Lessons put into action

Joe Maddon takes a direct opposite approach to his team. Team is first. Wins are team efforts and team celebrations. No one is benched, sidelined or dumbed down. He has been creative in his use of individual players, moving them around when the situation dictated unconventional thinking and action. So how does this translate to our academic world? First, PIs need to stop believing that success is their personal winning, especially at the expense of lab scientists and assistants. Maybe labs should have actual team names and mascots, keeping score by daily experimental successes? Next, people should be moved around in roles. Technicians should be encouraged to start manuscripts. Postdocs should lead a grant writing team efforts. PIs should spend time in the lab to remember the struggles of unsuccessful experiments. The final and most important change is to bring back that feeling of pure excitement and fun now lacking because labs are too big, too pigeonholed, too competitive and unsupervised by ego-driven professors.

The Happiness Factor

The daily interaction between Joe and his players and coaches on a joyful level has created one of the most life affirming sports stories in recent memory. Joe Maddon generates affection and productivity through genuine kind acts.

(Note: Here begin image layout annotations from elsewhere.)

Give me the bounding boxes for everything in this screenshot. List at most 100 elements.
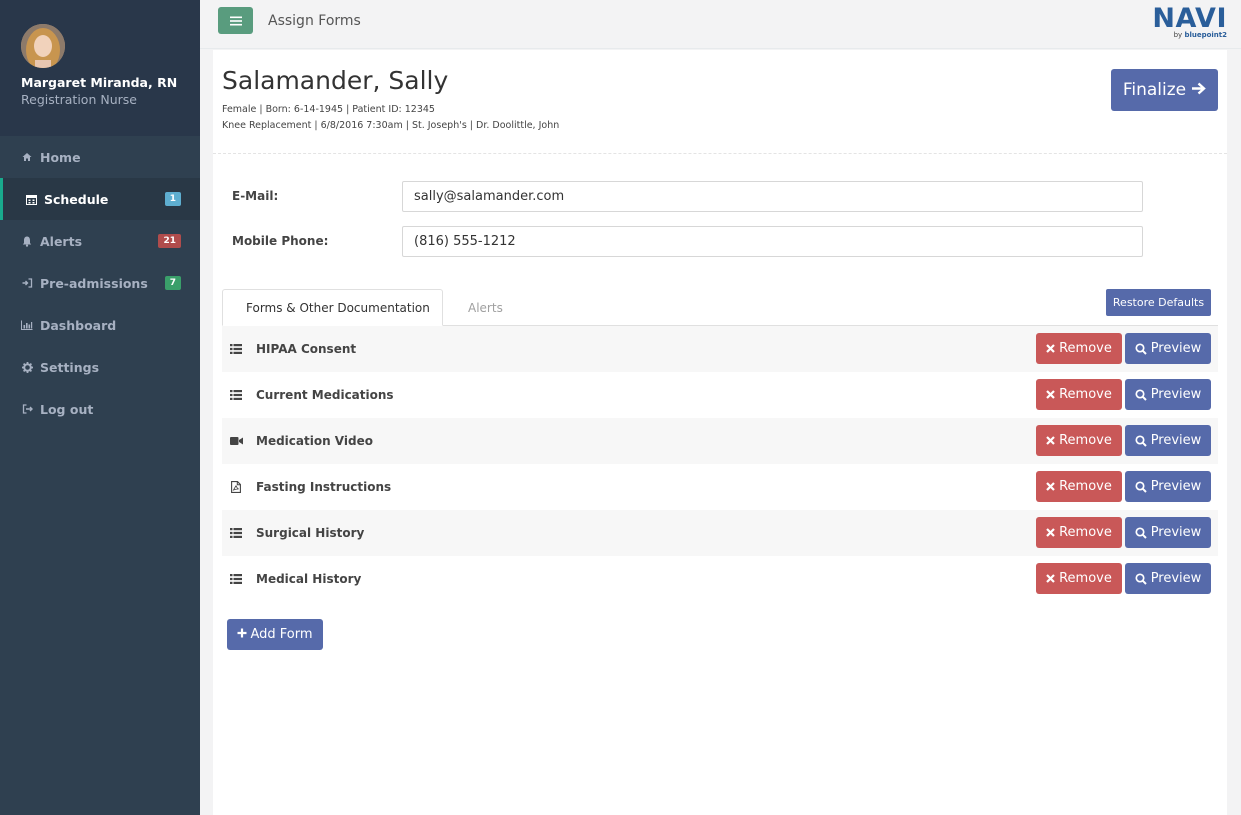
pre-admissions-count-badge: 7 <box>164 276 181 290</box>
list-item: Medication Video Remove Preview <box>222 418 1218 464</box>
remove-label: Remove <box>1059 433 1112 448</box>
page-title: Assign Forms <box>268 13 361 29</box>
list-item: Fasting Instructions Remove Preview <box>222 464 1218 510</box>
alerts-count-badge: 21 <box>158 234 181 248</box>
mobile-phone-field[interactable] <box>402 226 1143 257</box>
tab-bar: Forms & Other Documentation Alerts <box>222 289 1218 326</box>
bell-icon <box>20 236 34 247</box>
plus-icon <box>237 627 247 642</box>
preview-button[interactable]: Preview <box>1125 563 1211 594</box>
remove-label: Remove <box>1059 341 1112 356</box>
search-icon <box>1135 434 1147 447</box>
remove-label: Remove <box>1059 387 1112 402</box>
sidebar-item-label: Alerts <box>40 233 83 249</box>
remove-button[interactable]: Remove <box>1036 517 1122 548</box>
preview-button[interactable]: Preview <box>1125 471 1211 502</box>
restore-defaults-button[interactable]: Restore Defaults <box>1106 289 1211 316</box>
search-icon <box>1135 388 1147 401</box>
mobile-phone-label: Mobile Phone: <box>232 234 329 248</box>
email-label: E-Mail: <box>232 189 279 203</box>
sidebar-item-label: Home <box>40 149 81 165</box>
tab-alerts[interactable]: Alerts <box>468 289 503 326</box>
form-name: HIPAA Consent <box>256 342 357 356</box>
home-icon <box>20 152 34 162</box>
form-name: Medication Video <box>256 434 373 448</box>
remove-button[interactable]: Remove <box>1036 333 1122 364</box>
sidebar-nav: Home Schedule 1 Alerts 21 Pre-admissions… <box>0 136 200 430</box>
email-field[interactable] <box>402 181 1143 212</box>
close-icon <box>1046 528 1055 537</box>
sign-out-icon <box>20 404 34 414</box>
sidebar-item-label: Dashboard <box>40 317 117 333</box>
user-role: Registration Nurse <box>21 92 137 107</box>
remove-label: Remove <box>1059 571 1112 586</box>
list-icon <box>229 526 243 540</box>
finalize-label: Finalize <box>1122 80 1187 100</box>
preview-label: Preview <box>1150 525 1202 540</box>
preview-button[interactable]: Preview <box>1125 379 1211 410</box>
preview-button[interactable]: Preview <box>1125 333 1211 364</box>
sidebar-item-home[interactable]: Home <box>0 136 200 178</box>
patient-header: Salamander, Sally Female | Born: 6-14-19… <box>213 50 1227 154</box>
list-item: Medical History Remove Preview <box>222 556 1218 602</box>
sidebar-item-settings[interactable]: Settings <box>0 346 200 388</box>
sidebar-item-label: Log out <box>40 401 94 417</box>
video-camera-icon <box>229 434 243 448</box>
hamburger-icon <box>229 11 242 30</box>
list-item: HIPAA Consent Remove Preview <box>222 326 1218 372</box>
search-icon <box>1135 572 1147 585</box>
add-form-button[interactable]: Add Form <box>227 619 323 650</box>
sidebar-item-alerts[interactable]: Alerts 21 <box>0 220 200 262</box>
navi-logo: NAVI by bluepoint2 <box>1147 3 1227 43</box>
finalize-button[interactable]: Finalize <box>1111 69 1218 111</box>
sidebar-item-dashboard[interactable]: Dashboard <box>0 304 200 346</box>
calendar-icon <box>24 194 38 205</box>
remove-button[interactable]: Remove <box>1036 563 1122 594</box>
preview-label: Preview <box>1150 479 1202 494</box>
preview-button[interactable]: Preview <box>1125 517 1211 548</box>
sidebar: Margaret Miranda, RN Registration Nurse … <box>0 0 200 815</box>
preview-label: Preview <box>1150 387 1202 402</box>
logo-byline: by bluepoint2 <box>1174 31 1227 39</box>
form-name: Fasting Instructions <box>256 480 392 494</box>
remove-button[interactable]: Remove <box>1036 425 1122 456</box>
patient-procedure-details: Knee Replacement | 6/8/2016 7:30am | St.… <box>222 120 560 131</box>
remove-label: Remove <box>1059 525 1112 540</box>
add-form-label: Add Form <box>250 627 313 642</box>
remove-button[interactable]: Remove <box>1036 379 1122 410</box>
list-item: Current Medications Remove Preview <box>222 372 1218 418</box>
patient-demographics: Female | Born: 6-14-1945 | Patient ID: 1… <box>222 104 435 115</box>
top-bar: Assign Forms NAVI by bluepoint2 <box>200 0 1241 49</box>
arrow-right-icon <box>1191 80 1206 100</box>
preview-label: Preview <box>1150 571 1202 586</box>
sidebar-item-pre-admissions[interactable]: Pre-admissions 7 <box>0 262 200 304</box>
list-item: Surgical History Remove Preview <box>222 510 1218 556</box>
tab-forms-documentation[interactable]: Forms & Other Documentation <box>222 289 443 326</box>
page-gutter <box>1227 50 1241 815</box>
list-icon <box>229 342 243 356</box>
menu-toggle-button[interactable] <box>218 7 253 34</box>
preview-label: Preview <box>1150 341 1202 356</box>
preview-button[interactable]: Preview <box>1125 425 1211 456</box>
user-profile: Margaret Miranda, RN Registration Nurse <box>0 0 200 136</box>
list-icon <box>229 572 243 586</box>
forms-list: HIPAA Consent Remove Preview Current Med… <box>222 326 1218 602</box>
bar-chart-icon <box>20 320 34 330</box>
main-content: Salamander, Sally Female | Born: 6-14-19… <box>213 50 1227 815</box>
close-icon <box>1046 344 1055 353</box>
patient-name: Salamander, Sally <box>222 66 449 95</box>
schedule-count-badge: 1 <box>164 192 181 206</box>
logo-brand: bluepoint2 <box>1184 31 1227 39</box>
remove-button[interactable]: Remove <box>1036 471 1122 502</box>
close-icon <box>1046 574 1055 583</box>
sidebar-item-schedule[interactable]: Schedule 1 <box>0 178 200 220</box>
avatar[interactable] <box>21 24 65 68</box>
sidebar-item-logout[interactable]: Log out <box>0 388 200 430</box>
gear-icon <box>20 361 34 373</box>
close-icon <box>1046 390 1055 399</box>
sidebar-item-label: Pre-admissions <box>40 275 148 291</box>
search-icon <box>1135 526 1147 539</box>
user-name: Margaret Miranda, RN <box>21 75 178 90</box>
sign-in-icon <box>20 278 34 288</box>
form-name: Current Medications <box>256 388 394 402</box>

He is transparent and consistent in his management. He promotes positive thinking and pushes his players to achieve because he believes they can. Not everyone is a superstar, but he creates a culture that tells everyone they are appreciated, respected and valued as part of the whole picture. Celebrate the wins and let go of the losses. When he came out to the mound on the last home game to allow fans a chance to say goodbye to a BACK UP catcher, he made me understand the power of joy to motivate people to amazing heights. Sadly, I haven’t seen much of that type of lab culture since moving to these large research-driven universities from smaller programs. Start celebrating your team PIs. The days of individual achievement, celebrity scientist status and raging egos is waning. If you need guidance to transform yourself into today’s leader, watch my Cubs conquer the world!